「目標を掲げ総合的戦略を」
● 時間が必要な公約実現
厳しい経済環境の中で鳩山政権の真価を問われる予算が審議されています。この中でマニフェスト論議が行われていますが、マニフェストは1年でできるもの、2年、3年かけるもの、そして試行錯誤しながらも4年間で仕上げていくものがあると思います。
今年は子ども手当の2分の1を給付。そして高校の授業料無償化が行われます。子ども手当については所得制限が必要との意見がありますが、 大企業ですら安定した雇用環境を守ることが困難な時代。毎年所得が確保され、昇給していくとは限りません。子ども手当はこのような背景の中で「子は国の宝」として社会全体で育てる考えが基本にあるのです。
経済対策のための成長戦略を進めるにあたってはマニフェストの実行と経済戦略とをリンクさせていかなければなりません。
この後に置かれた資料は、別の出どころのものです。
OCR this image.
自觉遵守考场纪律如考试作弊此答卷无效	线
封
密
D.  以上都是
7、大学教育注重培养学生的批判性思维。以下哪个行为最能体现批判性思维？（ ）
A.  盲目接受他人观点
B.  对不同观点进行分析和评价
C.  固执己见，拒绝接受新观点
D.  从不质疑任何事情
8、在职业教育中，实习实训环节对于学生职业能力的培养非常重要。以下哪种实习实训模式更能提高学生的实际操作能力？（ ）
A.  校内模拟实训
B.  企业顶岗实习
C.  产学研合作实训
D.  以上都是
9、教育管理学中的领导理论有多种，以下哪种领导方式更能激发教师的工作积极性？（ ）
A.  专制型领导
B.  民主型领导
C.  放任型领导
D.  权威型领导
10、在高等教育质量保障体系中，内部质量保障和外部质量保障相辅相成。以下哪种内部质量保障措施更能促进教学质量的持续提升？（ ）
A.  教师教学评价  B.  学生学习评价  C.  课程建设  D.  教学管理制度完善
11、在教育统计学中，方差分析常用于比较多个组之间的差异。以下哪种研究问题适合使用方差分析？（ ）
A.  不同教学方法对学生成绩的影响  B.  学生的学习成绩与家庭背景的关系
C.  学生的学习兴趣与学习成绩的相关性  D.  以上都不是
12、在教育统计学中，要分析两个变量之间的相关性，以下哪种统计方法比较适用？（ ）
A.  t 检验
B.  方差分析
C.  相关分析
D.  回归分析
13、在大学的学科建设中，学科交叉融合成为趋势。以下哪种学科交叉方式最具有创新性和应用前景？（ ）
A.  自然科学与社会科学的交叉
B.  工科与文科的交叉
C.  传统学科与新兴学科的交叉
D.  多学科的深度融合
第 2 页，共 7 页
高速道路の無料化でも極端に税収が減る中、景気対策上、今年は一部の38路線に止まっても仕方のないことです。無料化による交通量の増加で環境に与える影響も考慮しながらの取り組みが必要になってきます。
最近、マスコミなどで、なかなか実現されない公約に「マニフェスト違反だ、後退している」と批判がでていますが、すべての公約を一律に進めるのでなく、その時々の状況を把握しながら成長と戦略の中で国民の暮らしをリンクさせた上での段階的な公約実行が求められていると思います。